Friday, May 16, 2008

An American Custom

1895

We Want the Correct Time and Endeavor to Get It.

Of course if you walk on Chestnut street and take notice as you go along — all people should have observing eyes — you will see men stopping to compare their watches with the chronometers in the jewelers' windows. And if you have traveled abroad I venture to say you never saw a foreigner so comparing the time of his watch.

The fact is this is a custom peculiarly American. We place more value on time here — our minutes are precious, we are so busy, so eager in the race for wealth — time is indeed money with us.

A friend of mine who goes abroad every season was chatting about this matter to me and said:

"Do you know that the Americans buy the most expensive watches? I was talking to one of the most celebrated watchmakers in all Europe on this very subject, and I was surprised to hear him say that his best watches — the most expensive make, repeaters and the like — were mostly sold in the American market. He said, too, that foreigners do not care for such correct time as the Americans. If their watches are a few minutes too fast or too slow, it does not concern them.

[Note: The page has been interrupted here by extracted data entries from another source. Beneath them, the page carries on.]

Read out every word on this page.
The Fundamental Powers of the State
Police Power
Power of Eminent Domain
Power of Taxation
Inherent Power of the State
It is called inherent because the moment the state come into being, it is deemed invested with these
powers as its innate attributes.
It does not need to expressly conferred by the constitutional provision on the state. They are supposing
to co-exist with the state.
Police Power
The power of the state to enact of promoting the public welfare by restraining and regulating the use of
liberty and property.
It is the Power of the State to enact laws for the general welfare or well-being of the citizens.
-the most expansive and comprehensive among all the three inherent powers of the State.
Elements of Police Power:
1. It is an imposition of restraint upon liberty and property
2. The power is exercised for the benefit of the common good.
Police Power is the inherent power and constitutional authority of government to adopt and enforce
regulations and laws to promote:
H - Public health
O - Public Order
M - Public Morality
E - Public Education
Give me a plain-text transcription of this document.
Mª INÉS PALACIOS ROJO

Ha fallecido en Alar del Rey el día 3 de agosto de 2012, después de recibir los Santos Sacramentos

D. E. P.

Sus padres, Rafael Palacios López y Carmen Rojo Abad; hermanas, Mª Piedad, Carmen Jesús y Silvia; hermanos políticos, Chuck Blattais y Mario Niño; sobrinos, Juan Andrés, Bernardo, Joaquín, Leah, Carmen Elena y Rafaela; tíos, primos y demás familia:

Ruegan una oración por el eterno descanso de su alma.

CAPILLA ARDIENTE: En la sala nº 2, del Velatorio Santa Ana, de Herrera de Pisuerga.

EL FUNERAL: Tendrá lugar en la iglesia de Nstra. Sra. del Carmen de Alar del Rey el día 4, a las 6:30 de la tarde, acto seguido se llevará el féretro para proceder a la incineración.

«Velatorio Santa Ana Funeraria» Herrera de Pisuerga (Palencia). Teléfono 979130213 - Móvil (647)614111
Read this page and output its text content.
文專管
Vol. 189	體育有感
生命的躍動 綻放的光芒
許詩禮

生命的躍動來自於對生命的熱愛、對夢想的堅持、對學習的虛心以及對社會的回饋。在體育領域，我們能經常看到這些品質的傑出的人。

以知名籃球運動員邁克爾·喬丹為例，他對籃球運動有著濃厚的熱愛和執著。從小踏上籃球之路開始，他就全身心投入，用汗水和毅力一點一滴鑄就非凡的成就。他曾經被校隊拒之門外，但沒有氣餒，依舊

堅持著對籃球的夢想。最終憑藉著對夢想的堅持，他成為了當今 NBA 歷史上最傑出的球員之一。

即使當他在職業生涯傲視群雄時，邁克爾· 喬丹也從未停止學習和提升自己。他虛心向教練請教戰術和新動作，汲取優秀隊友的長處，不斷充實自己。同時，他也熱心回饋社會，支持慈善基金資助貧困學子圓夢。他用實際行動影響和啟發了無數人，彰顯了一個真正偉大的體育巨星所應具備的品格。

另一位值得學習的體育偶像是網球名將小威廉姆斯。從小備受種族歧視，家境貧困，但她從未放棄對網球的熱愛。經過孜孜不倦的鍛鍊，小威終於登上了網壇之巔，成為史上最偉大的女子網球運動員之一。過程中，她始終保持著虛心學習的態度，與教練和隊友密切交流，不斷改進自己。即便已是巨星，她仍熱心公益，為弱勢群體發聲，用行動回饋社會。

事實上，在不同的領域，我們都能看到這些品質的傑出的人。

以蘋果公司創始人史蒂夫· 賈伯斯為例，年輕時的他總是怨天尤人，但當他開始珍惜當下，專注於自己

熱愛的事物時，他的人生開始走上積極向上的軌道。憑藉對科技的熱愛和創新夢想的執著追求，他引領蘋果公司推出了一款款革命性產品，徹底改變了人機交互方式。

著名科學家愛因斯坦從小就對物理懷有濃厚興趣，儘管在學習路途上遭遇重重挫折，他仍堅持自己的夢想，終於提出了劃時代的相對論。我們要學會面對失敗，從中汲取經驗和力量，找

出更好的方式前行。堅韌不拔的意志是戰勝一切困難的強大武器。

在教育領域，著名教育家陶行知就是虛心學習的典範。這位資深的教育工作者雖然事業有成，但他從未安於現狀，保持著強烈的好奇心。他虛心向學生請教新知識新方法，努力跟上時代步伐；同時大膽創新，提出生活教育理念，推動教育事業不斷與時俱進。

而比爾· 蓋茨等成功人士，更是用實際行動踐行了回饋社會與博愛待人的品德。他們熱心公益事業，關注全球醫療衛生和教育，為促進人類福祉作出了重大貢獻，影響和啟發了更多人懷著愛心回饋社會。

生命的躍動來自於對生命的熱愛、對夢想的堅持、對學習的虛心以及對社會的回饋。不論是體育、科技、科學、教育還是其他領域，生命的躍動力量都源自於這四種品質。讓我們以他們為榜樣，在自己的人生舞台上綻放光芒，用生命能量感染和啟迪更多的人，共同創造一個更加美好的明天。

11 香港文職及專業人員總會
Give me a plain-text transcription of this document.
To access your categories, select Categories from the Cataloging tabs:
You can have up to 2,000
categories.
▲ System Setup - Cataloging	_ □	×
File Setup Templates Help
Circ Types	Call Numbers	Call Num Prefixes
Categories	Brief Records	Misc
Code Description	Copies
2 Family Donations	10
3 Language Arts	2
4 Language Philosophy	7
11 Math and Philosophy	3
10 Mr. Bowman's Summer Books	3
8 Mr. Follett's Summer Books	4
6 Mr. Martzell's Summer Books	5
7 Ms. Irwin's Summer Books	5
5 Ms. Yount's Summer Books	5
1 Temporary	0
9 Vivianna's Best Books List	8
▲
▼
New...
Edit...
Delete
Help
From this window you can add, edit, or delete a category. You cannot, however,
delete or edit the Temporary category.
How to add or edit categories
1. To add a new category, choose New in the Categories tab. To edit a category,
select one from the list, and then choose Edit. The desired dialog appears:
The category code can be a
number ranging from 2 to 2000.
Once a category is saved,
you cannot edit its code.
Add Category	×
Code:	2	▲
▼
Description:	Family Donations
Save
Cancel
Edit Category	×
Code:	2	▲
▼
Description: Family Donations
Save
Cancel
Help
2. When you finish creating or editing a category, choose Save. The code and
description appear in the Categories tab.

"I was myself impressed with the truth of these remarks by the watchmaker when, a few days afterward, I was in a railroad station in Paris and saw two public clocks four minutes apart! Another time I set my watch by one public clock in London and the next day found by another public clock in the same city, only a dozen blocks away, that my watch was six minutes slow by that clock! Yes, you may be sure that the Americans are the only nation who care for the exact time." — Philadelphia Call.